Nel dicembre 2021, la Corte suprema russa si è pronunciata sul ricorso nel caso Uraltransmash vs PESA. La questione riguarda l’ambito di applicazione delle modifiche introdotte nel giugno 2020 dalla Legge federale n. 171-FZ1 al codice di procedura arbitrale della Federazione Russa (APC) al fine di proteggere i diritti di persone fisiche e giuridiche soggette a misure sanzionatorie estere.
In particolare, il nuovo testo dell’articolo 248.1 paragrafo 4 dispone che il foro (ordinario o arbitrale) straniero scelto dalle parti per la risoluzione dell controversie non possa essere invocato laddove a causa di misure restrittive adottate nei confronti di una delle parti venga ostacolato il corretto accesso alla giustizia per la parte sanzionata.
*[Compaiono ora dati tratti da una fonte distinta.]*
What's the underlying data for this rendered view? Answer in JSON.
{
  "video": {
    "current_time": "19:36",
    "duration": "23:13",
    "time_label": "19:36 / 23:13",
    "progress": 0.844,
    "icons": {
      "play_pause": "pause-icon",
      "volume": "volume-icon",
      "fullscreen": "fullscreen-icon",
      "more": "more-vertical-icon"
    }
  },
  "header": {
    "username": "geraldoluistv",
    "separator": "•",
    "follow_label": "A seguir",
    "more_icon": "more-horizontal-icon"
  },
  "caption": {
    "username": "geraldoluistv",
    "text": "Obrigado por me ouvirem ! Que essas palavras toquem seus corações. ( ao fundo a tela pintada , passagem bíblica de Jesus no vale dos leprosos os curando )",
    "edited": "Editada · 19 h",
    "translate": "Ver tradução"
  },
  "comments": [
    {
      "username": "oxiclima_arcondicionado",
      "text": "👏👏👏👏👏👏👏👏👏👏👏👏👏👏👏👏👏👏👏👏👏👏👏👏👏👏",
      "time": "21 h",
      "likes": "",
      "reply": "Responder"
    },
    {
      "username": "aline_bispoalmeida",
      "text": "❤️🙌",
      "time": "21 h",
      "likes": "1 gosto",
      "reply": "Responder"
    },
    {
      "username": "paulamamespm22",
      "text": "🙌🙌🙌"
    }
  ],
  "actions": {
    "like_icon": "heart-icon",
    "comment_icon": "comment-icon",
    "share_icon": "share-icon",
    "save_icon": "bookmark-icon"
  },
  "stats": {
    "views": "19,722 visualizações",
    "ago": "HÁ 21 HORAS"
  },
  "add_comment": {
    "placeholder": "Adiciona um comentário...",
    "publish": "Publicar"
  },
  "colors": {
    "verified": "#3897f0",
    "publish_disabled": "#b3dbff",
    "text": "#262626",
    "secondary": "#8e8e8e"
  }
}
In tal caso, quest’ultima ai sensi dell’articolo 248.2 dell’APC può richiedere al tribunale commerciale arbitrale territorialmente competente un’ingiunzione per impedire l’instaurazione o la prosecuzione di procedimenti da parte del tribunale (ordinario o arbitrale) sito nel Paese che ha irrogato la sanzione.
Venendo al caso in questione, nel 2018, la società polacca Pojazdy Szynowe PESA Bydgoszcz SA (‘PESA’) aveva promosso un giudizio arbitrale avanti all’Arbitration Institute of the SCC (Camera di Commercio di Stoccolma) nei confronti della società russa JSC Uraltransmash (‘UTM’) al fine di ottenere il risarcimento a seguito dell’asserito inadempimento di quest’ultima ad un contratto di fornitura contenente per l’appunto una clausola arbitrale.
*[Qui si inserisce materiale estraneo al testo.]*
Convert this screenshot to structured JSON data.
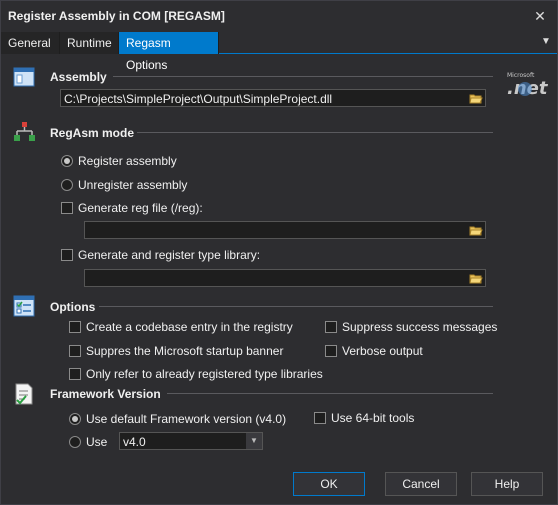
{
  "window": {
    "title": "Register Assembly in COM [REGASM]",
    "close_icon": "close-icon"
  },
  "tabs": [
    {
      "label": "General",
      "active": false
    },
    {
      "label": "Runtime",
      "active": false
    },
    {
      "label": "Regasm Options",
      "active": true
    }
  ],
  "assembly": {
    "title": "Assembly",
    "path": "C:\\Projects\\SimpleProject\\Output\\SimpleProject.dll",
    "logo_text": "Microsoft .net"
  },
  "regasm_mode": {
    "title": "RegAsm mode",
    "register_label": "Register assembly",
    "register_selected": true,
    "unregister_label": "Unregister assembly",
    "genreg_label": "Generate reg file (/reg):",
    "genreg_checked": false,
    "genreg_path": "",
    "typelib_label": "Generate and register type library:",
    "typelib_checked": false,
    "typelib_path": ""
  },
  "options": {
    "title": "Options",
    "codebase_label": "Create a codebase entry in the registry",
    "suppress_success_label": "Suppress success messages",
    "suppress_banner_label": "Suppres the Microsoft startup banner",
    "verbose_label": "Verbose output",
    "registered_typelibs_label": "Only refer to already registered type libraries"
  },
  "framework": {
    "title": "Framework Version",
    "default_label": "Use default Framework version (v4.0)",
    "default_selected": true,
    "use64_label": "Use 64-bit tools",
    "use_label": "Use",
    "version_value": "v4.0"
  },
  "footer": {
    "ok_label": "OK",
    "cancel_label": "Cancel",
    "help_label": "Help"
  },
  "colors": {
    "accent": "#007acc",
    "background": "#2d2d30",
    "input_bg": "#1e1e1e"
  }
}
A seguito della modifica all’APC di cui si è detto, UTM ha chiesto al Tribunale Arbitrazh della regione di Sverdlovsk l’emissione di un’ingiunzione a proseguire l’arbitrato, sostenendo che l’avvenuta applicazione ad essa (nonché alla casa madre JSC Uralvagonzavod – ‘UVZ’) di sanzioni UE e USA ha causato “ostacoli all’accesso alla giustizia” e, di conseguenza, ad un equo processo.
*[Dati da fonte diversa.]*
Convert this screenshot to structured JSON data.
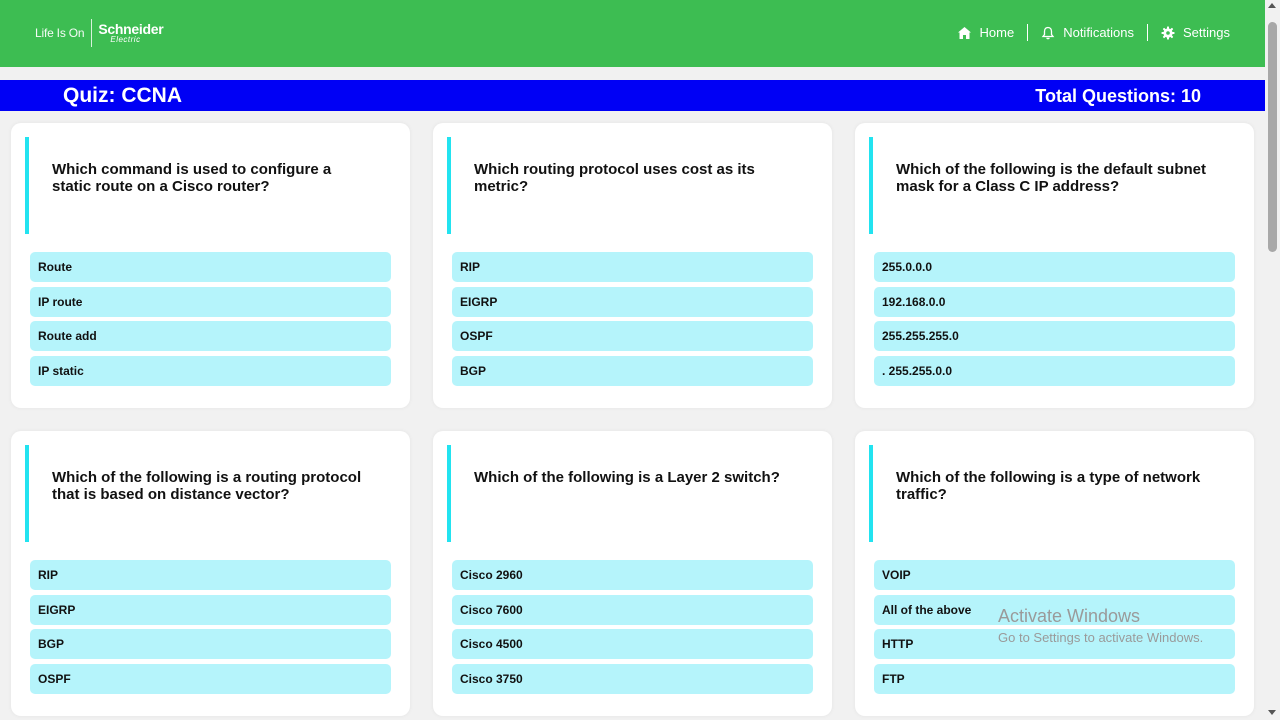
{
  "header": {
    "logo_tagline": "Life Is On",
    "logo_brand": "Schneider",
    "logo_sub": "Electric",
    "nav": [
      {
        "label": "Home",
        "icon": "home-icon"
      },
      {
        "label": "Notifications",
        "icon": "bell-icon"
      },
      {
        "label": "Settings",
        "icon": "gear-icon"
      }
    ],
    "bg_color": "#3dbd52"
  },
  "quiz": {
    "title": "Quiz: CCNA",
    "total": "Total Questions: 10",
    "bar_color": "#0000f5"
  },
  "cards": [
    {
      "question": "Which command is used to configure a static route on a Cisco router?",
      "options": [
        "Route",
        "IP route",
        "Route add",
        "IP static"
      ]
    },
    {
      "question": "Which routing protocol uses cost as its metric?",
      "options": [
        "RIP",
        "EIGRP",
        "OSPF",
        "BGP"
      ]
    },
    {
      "question": "Which of the following is the default subnet mask for a Class C IP address?",
      "options": [
        "255.0.0.0",
        "192.168.0.0",
        "255.255.255.0",
        ". 255.255.0.0"
      ]
    },
    {
      "question": "Which of the following is a routing protocol that is based on distance vector?",
      "options": [
        "RIP",
        "EIGRP",
        "BGP",
        "OSPF"
      ]
    },
    {
      "question": "Which of the following is a Layer 2 switch?",
      "options": [
        "Cisco 2960",
        "Cisco 7600",
        "Cisco 4500",
        "Cisco 3750"
      ]
    },
    {
      "question": "Which of the following is a type of network traffic?",
      "options": [
        "VOIP",
        "All of the above",
        "HTTP",
        "FTP"
      ]
    }
  ],
  "option_color": "#b5f4fb",
  "accent_color": "#22e3f0",
  "watermark": {
    "line1": "Activate Windows",
    "line2": "Go to Settings to activate Windows."
  }
}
Sia il tribunale di primo grado sia il Tribunale Arbitrazh del Distretto di Urals (in sede di impugnazione) avevano rigettato la domanda di UTM sul presupposto che l’introduzione delle sanzioni UE o USA non fosse di per sé sufficiente ad ostacolare l’accesso alla giustizia, anche in considerazione della partecipazione attiva della società russa alla procedura arbitrale.
Tuttavia, il 9 dicembre 2021 il Collegio Giudiziario della Corte suprema della Federazione Russa ha riesaminato la controversia, osservando che le sanzioni introdotte nei confronti di un soggetto russo possono ostacolare l’instaurarsi di un equo processo che si svolge nella giurisdizione in cui tali sanzioni sono state introdotte: ciò in quanto, a detta dei giudici russi, le sanzioni ledono necessariamente i diritti, o almeno la reputazione, dei soggetti cui sono applicate. La Corte, applicando le norme in esame, ha quindi affermato che il ricorrente non ha l’onere di dimostrare di aver subito alcun pregiudizio concreto, derivante dalle misure sanzionatorie, ritenendo che le stesse, in quanto tali, si pongano comunque in contrasto con il diritto all’equo processo del soggetto sanzionato.
Va, in ogni caso, segnalato che nelle more del giudizio avanti alla Corte Suprema l’arbitrato svedese si era concluso, ciò che ha comportato il rigetto della misura.
Rimane, ovviamente, il principio affermato, suscettibile di creare criticità in tutti i casi in cui un operatore commerciale abbia come controparte contrattuale un soggetto russo che, nel momento in cui viene designato, potrebbe rivolgersi al giudice russo per ottenere l’ingiunzione di cui è detto (l’APC, infatti, esclude che la giurisdizione esclusiva dei tribunali ordinari o arbitrali russi possa essere rilevata d’ufficio).
Naturalmente legittime preoccupazioni possono sorgere anche in relazione al riconoscimento del lodo arbitrale o della sentenza straniera nei confronti del soggetto sanzionato, in quanto la violazione della normativa APC potrebbe essere vista come contraria all’ordine pubblico russo.